Aorta - oxygenated blood from left ventricle to body
Vena cava - deoxygenated blood from body tissues
Pulmonary artery - deoxygenated blood to the lungs
Pulmonary vein - oxygenated blood back from the lungs

37
Q

What is cardiac muscle?

A

A specialised type of heart muscle, consisting of branched fibres separated by intercalated discs. Many mitochondria.
Is myogenic so can contract automatically.

38
Q

What are the stages of the cardiac cycle?

A

Atrial systole, ventricular systole, diastole.

39
Q

What happens during atrial systole?

A

The atria contract, decreasing their volume and increasing atrial pressure, forcing blood into ventricles.

40
Q

What happens during diastole?

A

Heart completely relaxed and blood returns to atria via pulmonary vein and vena cava. Pressure rises in atria as they fill, causing atrioventricular valves to open.

41
Q

What happens during ventricular systole?

A

After a short delay, the ventricle walls contract and force blood into aorta and pulmonary artery at high pressure.
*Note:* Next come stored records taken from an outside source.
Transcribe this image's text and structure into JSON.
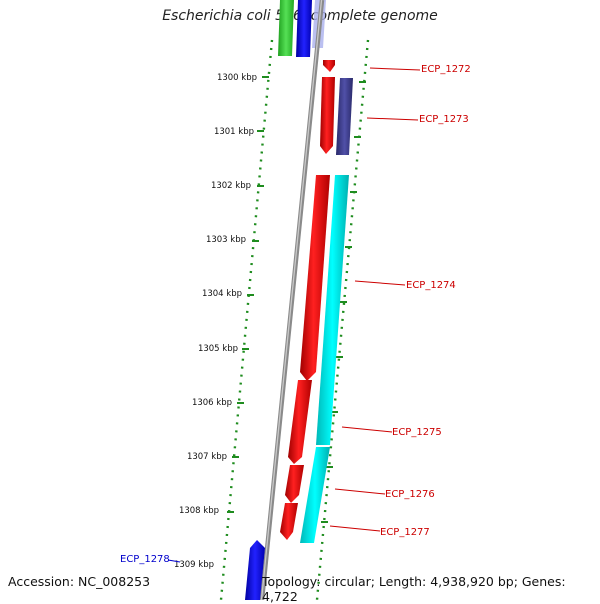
{
  "title": "Escherichia coli 536, complete genome",
  "footer": {
    "accession": "Accession: NC_008253",
    "summary": "Topology: circular; Length: 4,938,920 bp; Genes: 4,722"
  },
  "ruler": {
    "unit": "kbp",
    "labels": [
      "1300 kbp",
      "1301 kbp",
      "1302 kbp",
      "1303 kbp",
      "1304 kbp",
      "1305 kbp",
      "1306 kbp",
      "1307 kbp",
      "1308 kbp",
      "1309 kbp"
    ]
  },
  "genes": [
    {
      "label": "ECP_1272",
      "color": "#cc0000"
    },
    {
      "label": "ECP_1273",
      "color": "#cc0000"
    },
    {
      "label": "ECP_1274",
      "color": "#cc0000"
    },
    {
      "label": "ECP_1275",
      "color": "#cc0000"
    },
    {
      "label": "ECP_1276",
      "color": "#cc0000"
    },
    {
      "label": "ECP_1277",
      "color": "#cc0000"
    },
    {
      "label": "ECP_1278",
      "color": "#0000cc"
    }
  ],
  "colors": {
    "ruler_dots": "#1e8c1e",
    "backbone": "#8a8a8a",
    "gene_red": "#ee1111",
    "gene_blue": "#1515ee",
    "gene_cyan": "#00e5e5",
    "gene_purple": "#3d3d8e",
    "gene_green": "#3fcf3f"
  }
}
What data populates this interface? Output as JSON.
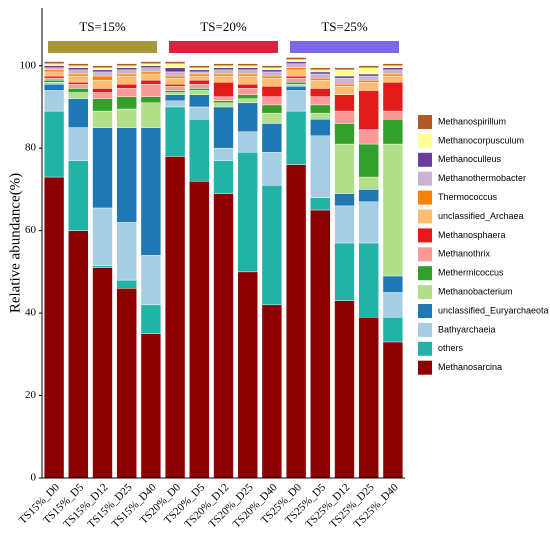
{
  "chart_data": {
    "type": "stacked_bar",
    "y_label": "Relative abundance(%)",
    "ylim": [
      0,
      114
    ],
    "yticks": [
      0,
      20,
      40,
      60,
      80,
      100
    ],
    "groups": [
      {
        "name": "TS=15%",
        "color": "#a8973a"
      },
      {
        "name": "TS=20%",
        "color": "#d6243f"
      },
      {
        "name": "TS=25%",
        "color": "#7b68e6"
      }
    ],
    "categories": [
      "TS15%_D0",
      "TS15%_D5",
      "TS15%_D12",
      "TS15%_D25",
      "TS15%_D40",
      "TS20%_D0",
      "TS20%_D5",
      "TS20%_D12",
      "TS20%_D25",
      "TS20%_D40",
      "TS25%_D0",
      "TS25%_D5",
      "TS25%_D12",
      "TS25%_D25",
      "TS25%_D40"
    ],
    "series": [
      {
        "name": "Methanosarcina",
        "color": "#8b0000",
        "values": [
          73,
          60,
          51,
          46,
          35,
          78,
          72,
          69,
          50,
          42,
          76,
          65,
          43,
          39,
          33
        ]
      },
      {
        "name": "others",
        "color": "#22b3a6",
        "values": [
          16,
          17,
          0.5,
          2,
          7,
          12,
          15,
          8,
          29,
          29,
          13,
          3,
          14,
          18,
          6
        ]
      },
      {
        "name": "Bathyarchaeia",
        "color": "#a6cee3",
        "values": [
          5,
          8,
          14,
          14,
          12,
          1.5,
          3,
          3,
          5,
          8,
          5,
          15,
          9,
          10,
          6
        ]
      },
      {
        "name": "unclassified_Euryarchaeota",
        "color": "#1f78b4",
        "values": [
          1.5,
          7,
          19.5,
          23,
          31,
          1.5,
          3,
          10,
          7,
          7,
          1,
          4,
          3,
          3,
          4
        ]
      },
      {
        "name": "Methanobacterium",
        "color": "#b2df8a",
        "values": [
          0.5,
          1.5,
          4,
          4.5,
          6,
          0.5,
          1,
          1,
          1,
          2.5,
          0.5,
          1.5,
          12,
          3,
          32
        ]
      },
      {
        "name": "Methermicoccus",
        "color": "#33a02c",
        "values": [
          0.5,
          1,
          3,
          3,
          1.5,
          0.5,
          0.5,
          0.5,
          1,
          2,
          0.5,
          2,
          5,
          8,
          6
        ]
      },
      {
        "name": "Methanothrix",
        "color": "#fb9a99",
        "values": [
          0.5,
          1,
          1.5,
          2,
          3,
          1,
          1,
          1,
          1.5,
          2,
          1,
          2,
          3,
          3.5,
          2
        ]
      },
      {
        "name": "Methanosphaera",
        "color": "#e31a1c",
        "values": [
          0.5,
          0.5,
          1,
          1,
          1,
          0.5,
          1,
          3.5,
          1,
          2.5,
          0.5,
          2,
          4,
          9.5,
          7
        ]
      },
      {
        "name": "unclassified_Archaea",
        "color": "#fdbf6f",
        "values": [
          1,
          1.5,
          2,
          2,
          1.5,
          1.5,
          1,
          1.5,
          2,
          2,
          1.5,
          2,
          2,
          2,
          1.5
        ]
      },
      {
        "name": "Thermococcus",
        "color": "#ff7f00",
        "values": [
          0.5,
          0.5,
          1,
          0.5,
          0.5,
          0.5,
          0.5,
          0.5,
          0.5,
          0.5,
          0.5,
          0.5,
          0.5,
          0.5,
          0.5
        ]
      },
      {
        "name": "Methanothermobacter",
        "color": "#cab2d6",
        "values": [
          0.5,
          1,
          1,
          1,
          1,
          1,
          0.5,
          1,
          1,
          1,
          1,
          1,
          1.5,
          1,
          1
        ]
      },
      {
        "name": "Methanoculleus",
        "color": "#6a3d9a",
        "values": [
          0.5,
          0.5,
          0.5,
          0.5,
          0.5,
          1,
          0.5,
          0.5,
          0.5,
          0.5,
          0.5,
          0.5,
          0.5,
          0.5,
          0.5
        ]
      },
      {
        "name": "Methanocorpusculum",
        "color": "#ffff99",
        "values": [
          0.5,
          0.5,
          0.5,
          0.5,
          0.5,
          1,
          0.5,
          0.5,
          0.5,
          0.5,
          0.5,
          0.5,
          1.5,
          1.5,
          0.5
        ]
      },
      {
        "name": "Methanospirillum",
        "color": "#b15928",
        "values": [
          0.5,
          0.5,
          0.5,
          0.5,
          0.5,
          0.5,
          0.5,
          0.5,
          0.5,
          0.5,
          0.5,
          0.5,
          0.5,
          0.5,
          0.5
        ]
      }
    ]
  }
}
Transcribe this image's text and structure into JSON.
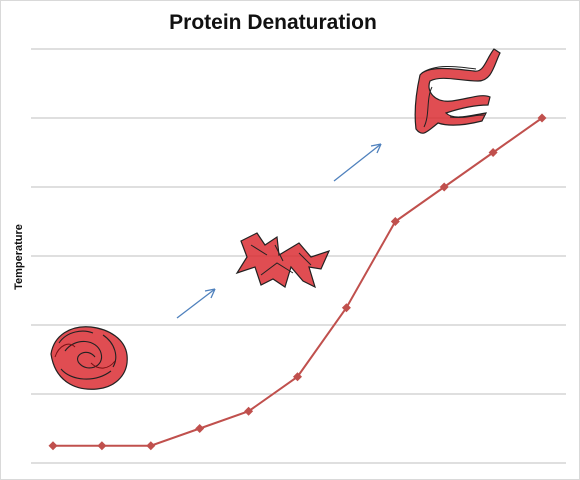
{
  "chart_data": {
    "type": "line",
    "title": "Protein Denaturation",
    "xlabel": "",
    "ylabel": "Temperature",
    "x": [
      1,
      2,
      3,
      4,
      5,
      6,
      7,
      8,
      9,
      10,
      11
    ],
    "series": [
      {
        "values": [
          0.5,
          0.5,
          0.5,
          1,
          1.5,
          2.5,
          4.5,
          7,
          8,
          9,
          10
        ]
      }
    ],
    "ylim": [
      0,
      12
    ],
    "grid": true,
    "legend": "none",
    "colors": {
      "line": "#c0504d",
      "grid": "#bfbfbf",
      "arrow": "#4f81bd",
      "protein_fill": "#d9262c",
      "protein_outline": "#222222"
    }
  }
}
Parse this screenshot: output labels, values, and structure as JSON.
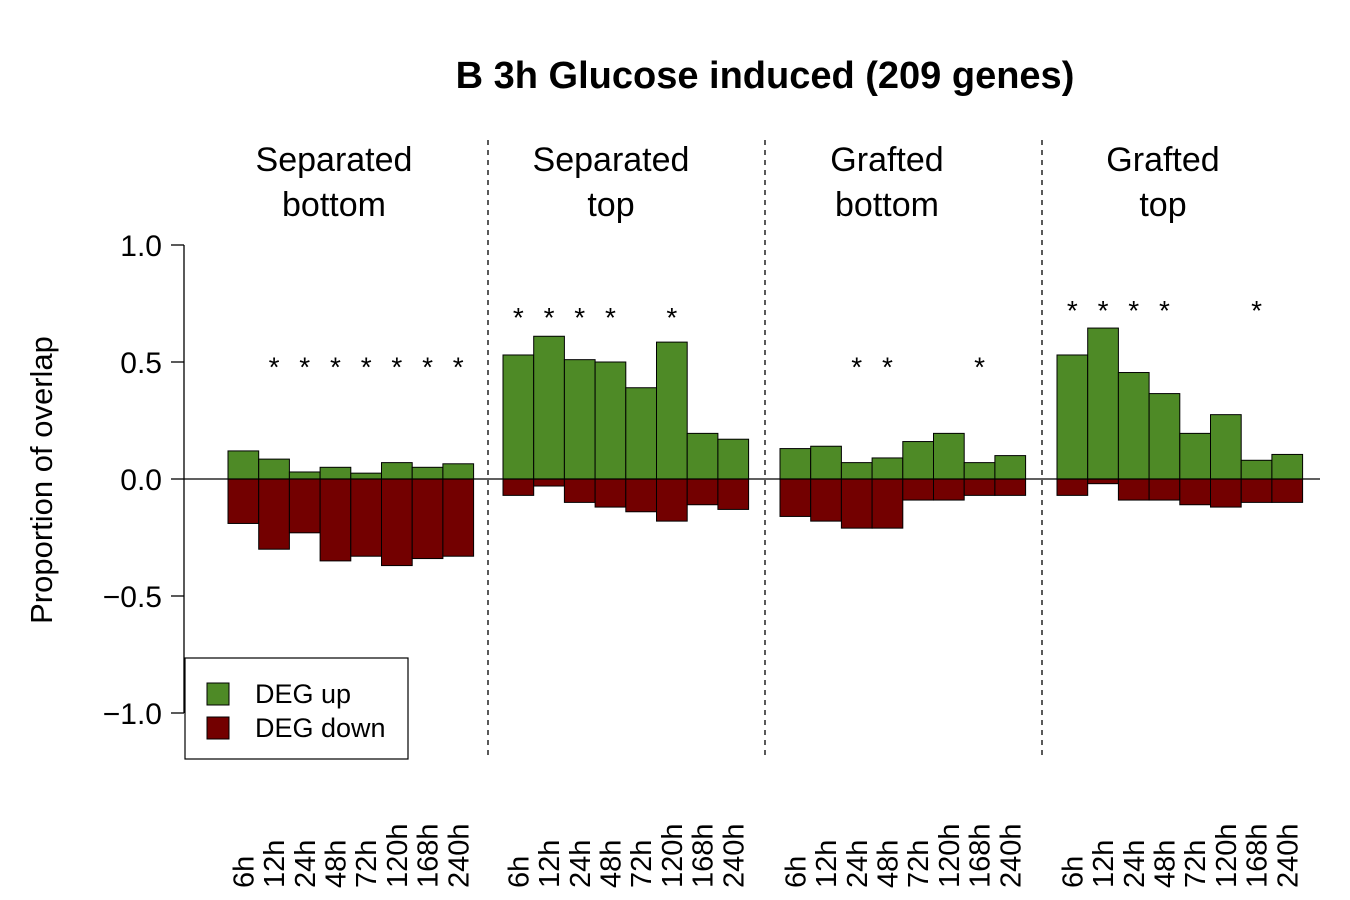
{
  "chart_data": {
    "type": "bar",
    "title": "B 3h Glucose induced (209 genes)",
    "ylabel": "Proportion of overlap",
    "ylim": [
      -1.0,
      1.0
    ],
    "yticks": [
      "−1.0",
      "−0.5",
      "0.0",
      "0.5",
      "1.0"
    ],
    "ytick_values": [
      -1.0,
      -0.5,
      0.0,
      0.5,
      1.0
    ],
    "categories": [
      "6h",
      "12h",
      "24h",
      "48h",
      "72h",
      "120h",
      "168h",
      "240h"
    ],
    "star_symbol": "*",
    "colors": {
      "up": "#4e8a26",
      "down": "#730000"
    },
    "legend": {
      "position": "bottom-left",
      "entries": [
        {
          "label": "DEG up",
          "color": "#4e8a26"
        },
        {
          "label": "DEG down",
          "color": "#730000"
        }
      ]
    },
    "panels": [
      {
        "title_lines": [
          "Separated",
          "bottom"
        ],
        "up": [
          0.12,
          0.085,
          0.03,
          0.05,
          0.025,
          0.07,
          0.05,
          0.065
        ],
        "down": [
          -0.19,
          -0.3,
          -0.23,
          -0.35,
          -0.33,
          -0.37,
          -0.34,
          -0.33
        ],
        "stars": [
          false,
          true,
          true,
          true,
          true,
          true,
          true,
          true
        ],
        "star_y": 0.49
      },
      {
        "title_lines": [
          "Separated",
          "top"
        ],
        "up": [
          0.53,
          0.61,
          0.51,
          0.5,
          0.39,
          0.585,
          0.195,
          0.17
        ],
        "down": [
          -0.07,
          -0.03,
          -0.1,
          -0.12,
          -0.14,
          -0.18,
          -0.11,
          -0.13
        ],
        "stars": [
          true,
          true,
          true,
          true,
          false,
          true,
          false,
          false
        ],
        "star_y": 0.7
      },
      {
        "title_lines": [
          "Grafted",
          "bottom"
        ],
        "up": [
          0.13,
          0.14,
          0.07,
          0.09,
          0.16,
          0.195,
          0.07,
          0.1
        ],
        "down": [
          -0.16,
          -0.18,
          -0.21,
          -0.21,
          -0.09,
          -0.09,
          -0.07,
          -0.07
        ],
        "stars": [
          false,
          false,
          true,
          true,
          false,
          false,
          true,
          false
        ],
        "star_y": 0.49
      },
      {
        "title_lines": [
          "Grafted",
          "top"
        ],
        "up": [
          0.53,
          0.645,
          0.455,
          0.365,
          0.195,
          0.275,
          0.08,
          0.105
        ],
        "down": [
          -0.07,
          -0.02,
          -0.09,
          -0.09,
          -0.11,
          -0.12,
          -0.1,
          -0.1
        ],
        "stars": [
          true,
          true,
          true,
          true,
          false,
          false,
          true,
          false
        ],
        "star_y": 0.73
      }
    ]
  }
}
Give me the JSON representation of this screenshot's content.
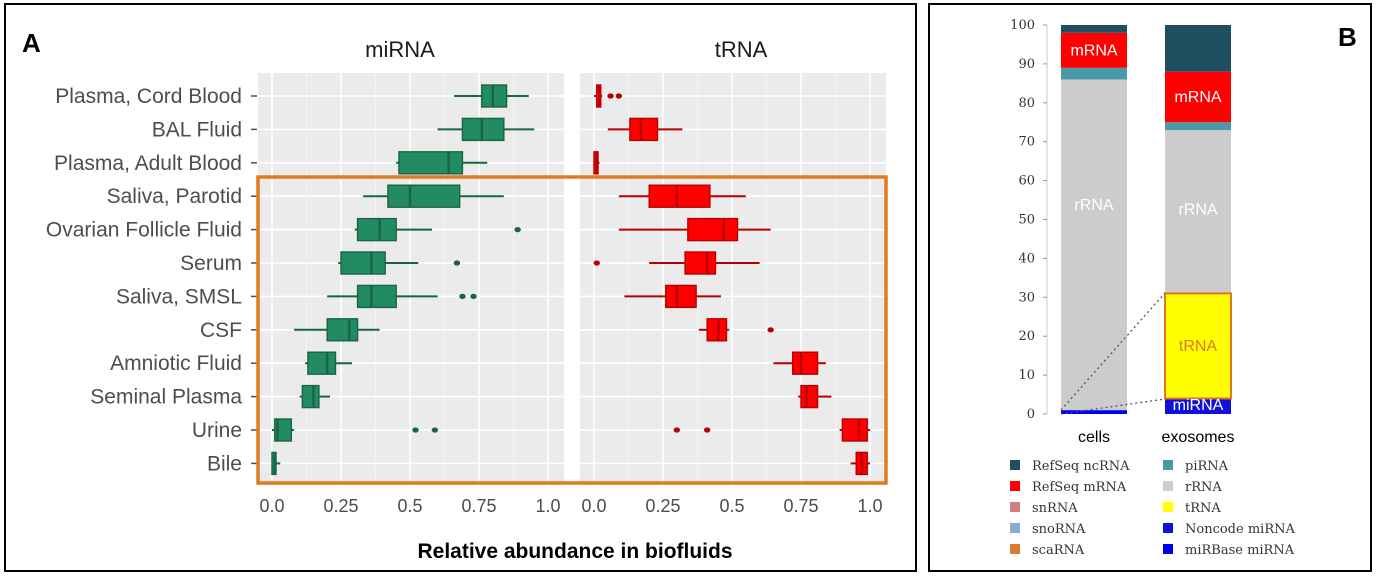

Atria begin to fill with blood.

42
Q

Explain what happens on a PQRS graph.

A
  1. Atrial systole generate a small increase in pressure
  2. During ventricular systole, pressure in ventricles exceeds that of atria + AV valves close
  3. When ventricular pressure higher than aorta/pulmonary artery, semilunar valves open
  4. In diastole, pressure higher in arteries than ventricles, forcing SL valves shut. (stops back flow).
43
Q

What happens during the pressure changes in blood vessels during the cardiac cycle?

A

Walls of arteries have thick layers to match pumping of heart.
Fluctuations become less dramatic as vessels become smaller - vanish by arterioles.
Blood pressure drops to almost 0 in capillary beds and stay low in veins.
- More time for substance exchange

44
Q

What is the sequence of events controlling basic heart rate?

A
  1. SAN electrical excitation contract atria
  2. Wave prevented by non conductive tissue
  3. Wave enters AVN - sends wave of excitation down Purkyne fibres (bundle of His)
  4. Causes ventricles to contract from bottom up
45
Q

Label a PQRS complex.

A

1st peak in ECG trace is excitation of atria = P wave
large peak = electrical stimulation of ventricles = QRS complex
last peak is diastole = T wave

46
Q

What are examples of abnormal heart rates?

A

Bradycardia - too slow
Tachycardia - too fast
Atrial fibrillation - atria beat faster than ventricles
Ectopia - ventricular beat too early (irregular).